Despite being just miles away from Palestinians, Vile says he rarely interacts with them.
"Peace will come when all the Jews recognize that this is their home and from that framework we can get along very peacefully with our neighbors."
Successive U.S. administrations have taken the position that settlements like the one Vile lives in are an impediment to peace. Continued settlement expansion in the West Bank, critics argue, undermines any chance for a two-state solution by creating so-called "facts on the ground."

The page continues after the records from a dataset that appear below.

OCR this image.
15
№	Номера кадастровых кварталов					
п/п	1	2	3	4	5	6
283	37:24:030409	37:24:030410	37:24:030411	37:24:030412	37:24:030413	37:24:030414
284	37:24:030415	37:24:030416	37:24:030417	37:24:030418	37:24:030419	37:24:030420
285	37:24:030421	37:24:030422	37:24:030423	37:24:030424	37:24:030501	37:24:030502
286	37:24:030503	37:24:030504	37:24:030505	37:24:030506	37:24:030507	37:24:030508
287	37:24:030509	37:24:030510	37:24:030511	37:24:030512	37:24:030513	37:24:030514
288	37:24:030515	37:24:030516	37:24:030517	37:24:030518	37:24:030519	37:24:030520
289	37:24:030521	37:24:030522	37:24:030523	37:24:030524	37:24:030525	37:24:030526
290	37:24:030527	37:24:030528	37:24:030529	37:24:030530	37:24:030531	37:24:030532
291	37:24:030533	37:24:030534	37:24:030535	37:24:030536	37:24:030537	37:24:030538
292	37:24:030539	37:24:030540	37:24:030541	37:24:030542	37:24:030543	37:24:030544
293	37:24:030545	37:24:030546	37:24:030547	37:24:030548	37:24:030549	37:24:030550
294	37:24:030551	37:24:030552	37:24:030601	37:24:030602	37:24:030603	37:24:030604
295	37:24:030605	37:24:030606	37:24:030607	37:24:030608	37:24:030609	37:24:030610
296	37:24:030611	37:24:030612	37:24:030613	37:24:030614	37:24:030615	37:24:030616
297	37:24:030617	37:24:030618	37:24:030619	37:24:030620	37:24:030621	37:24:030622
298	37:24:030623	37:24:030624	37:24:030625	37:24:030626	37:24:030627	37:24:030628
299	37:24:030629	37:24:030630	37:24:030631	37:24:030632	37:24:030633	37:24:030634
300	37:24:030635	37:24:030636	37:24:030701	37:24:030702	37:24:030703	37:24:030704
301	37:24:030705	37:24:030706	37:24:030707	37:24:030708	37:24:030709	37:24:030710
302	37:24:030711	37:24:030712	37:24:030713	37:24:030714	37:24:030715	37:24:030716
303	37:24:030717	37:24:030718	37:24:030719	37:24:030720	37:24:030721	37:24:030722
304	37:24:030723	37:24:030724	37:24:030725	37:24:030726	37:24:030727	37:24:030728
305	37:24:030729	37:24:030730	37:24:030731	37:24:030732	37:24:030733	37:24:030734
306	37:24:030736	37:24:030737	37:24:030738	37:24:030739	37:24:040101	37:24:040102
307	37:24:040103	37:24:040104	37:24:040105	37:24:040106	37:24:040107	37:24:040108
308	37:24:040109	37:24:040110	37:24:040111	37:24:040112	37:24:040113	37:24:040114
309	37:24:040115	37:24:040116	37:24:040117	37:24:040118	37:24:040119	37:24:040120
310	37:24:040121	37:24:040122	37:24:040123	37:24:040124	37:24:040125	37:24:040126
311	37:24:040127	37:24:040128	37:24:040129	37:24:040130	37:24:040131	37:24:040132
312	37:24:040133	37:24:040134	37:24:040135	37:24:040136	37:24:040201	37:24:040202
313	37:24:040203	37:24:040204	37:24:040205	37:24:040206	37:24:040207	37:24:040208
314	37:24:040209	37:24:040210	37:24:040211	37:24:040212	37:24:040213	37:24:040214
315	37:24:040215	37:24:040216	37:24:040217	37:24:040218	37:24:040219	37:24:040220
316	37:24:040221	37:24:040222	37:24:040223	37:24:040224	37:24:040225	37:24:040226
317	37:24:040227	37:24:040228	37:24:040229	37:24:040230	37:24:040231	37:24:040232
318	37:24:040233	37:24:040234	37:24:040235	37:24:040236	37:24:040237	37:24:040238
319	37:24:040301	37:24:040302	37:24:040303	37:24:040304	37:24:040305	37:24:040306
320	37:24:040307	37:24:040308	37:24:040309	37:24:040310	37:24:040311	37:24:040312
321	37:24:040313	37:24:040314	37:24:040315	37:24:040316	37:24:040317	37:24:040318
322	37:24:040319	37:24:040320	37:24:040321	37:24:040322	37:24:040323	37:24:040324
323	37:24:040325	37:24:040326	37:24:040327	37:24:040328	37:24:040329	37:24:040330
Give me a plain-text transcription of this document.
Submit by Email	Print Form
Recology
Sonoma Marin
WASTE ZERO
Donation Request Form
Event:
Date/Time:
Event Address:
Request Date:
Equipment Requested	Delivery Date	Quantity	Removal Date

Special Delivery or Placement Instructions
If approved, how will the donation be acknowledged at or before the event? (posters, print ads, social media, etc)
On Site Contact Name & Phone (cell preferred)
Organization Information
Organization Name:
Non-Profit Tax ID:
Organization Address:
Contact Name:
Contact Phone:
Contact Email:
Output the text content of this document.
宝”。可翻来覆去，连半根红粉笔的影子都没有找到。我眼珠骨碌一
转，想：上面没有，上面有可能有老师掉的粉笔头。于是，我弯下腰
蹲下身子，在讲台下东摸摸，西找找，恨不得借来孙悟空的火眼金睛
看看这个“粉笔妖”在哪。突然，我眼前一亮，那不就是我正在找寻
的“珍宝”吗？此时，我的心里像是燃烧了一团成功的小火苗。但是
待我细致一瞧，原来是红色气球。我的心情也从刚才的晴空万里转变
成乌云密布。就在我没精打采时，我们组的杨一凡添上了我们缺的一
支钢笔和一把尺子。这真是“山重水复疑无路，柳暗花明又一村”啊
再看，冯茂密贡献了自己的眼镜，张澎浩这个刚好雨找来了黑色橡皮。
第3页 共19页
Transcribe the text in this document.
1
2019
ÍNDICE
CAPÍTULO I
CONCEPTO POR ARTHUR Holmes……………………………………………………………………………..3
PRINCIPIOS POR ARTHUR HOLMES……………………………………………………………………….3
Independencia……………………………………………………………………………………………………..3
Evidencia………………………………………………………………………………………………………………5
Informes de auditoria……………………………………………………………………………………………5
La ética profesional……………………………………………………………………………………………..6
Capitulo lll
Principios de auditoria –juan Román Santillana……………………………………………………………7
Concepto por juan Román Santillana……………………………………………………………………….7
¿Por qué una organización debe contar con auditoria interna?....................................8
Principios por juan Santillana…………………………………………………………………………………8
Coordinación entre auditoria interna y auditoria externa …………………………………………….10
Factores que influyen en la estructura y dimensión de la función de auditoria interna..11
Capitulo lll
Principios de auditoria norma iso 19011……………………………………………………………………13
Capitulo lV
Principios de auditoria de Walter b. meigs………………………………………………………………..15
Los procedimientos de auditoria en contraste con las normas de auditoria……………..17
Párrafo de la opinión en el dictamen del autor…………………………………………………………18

Since President Trump’s inauguration, Israel has ramped up settlement building. In the days after Trump took office, Prime Minister Benjamin Netanyahu approved the construction of 2,500 more housing units in the West Bank in one of the largest settlement expansion projects since 2013.
The Trump administration is a gift for the settlers, said Hagit Ofran, director of the Settlement Watch project at Peace Now, an Israeli NGO opposed to the settlements.
“They feel that they have America behind them supporting the most extremist policy of Israel in many, many years,” Ofran said.
President Trump's recent decision to recognize Jerusalem as the capital of Israel isn't the only reason why the Netanyahu government views his administration favorably. Both Trump's U.S. ambassador to Israel, David Friedman, and his son-in-law adviser Jared Kushner, have donated to pro-settlement causes.
And in a huge break with traditional U.S. policy, the White House issued a statement last February saying the settlements while not "helpful," were not an impediment to peace. More recently, President Trump has asked Israel to be “careful” with settlement expansion, but stopped short of asking for a halt in construction.
Hirschhorn says potential immigrants have likely taken notice.
“If they were sort of deliberating about what they might do if they were planning to immigrate or where they would settle, I think for them that's kind of a reassurance,” said Hirschhorn.
Yair Bendavid, a settler living in Gush Etzion's Kashuela Farms, says Trump’s approach to the settlement project is “very nice.”
“We see now that America looks at the Israeli-Palestinian conflict as a more real situation. They see reality as it is now,” Bendavid said.
Bendavid and his wife Tchiya are both the children of American immigrants and have dual nationality. They don't believe Americans back home understand their situation.
"A lot of people think they know about Palestinian, Israeli [conflict]. They think they know everything."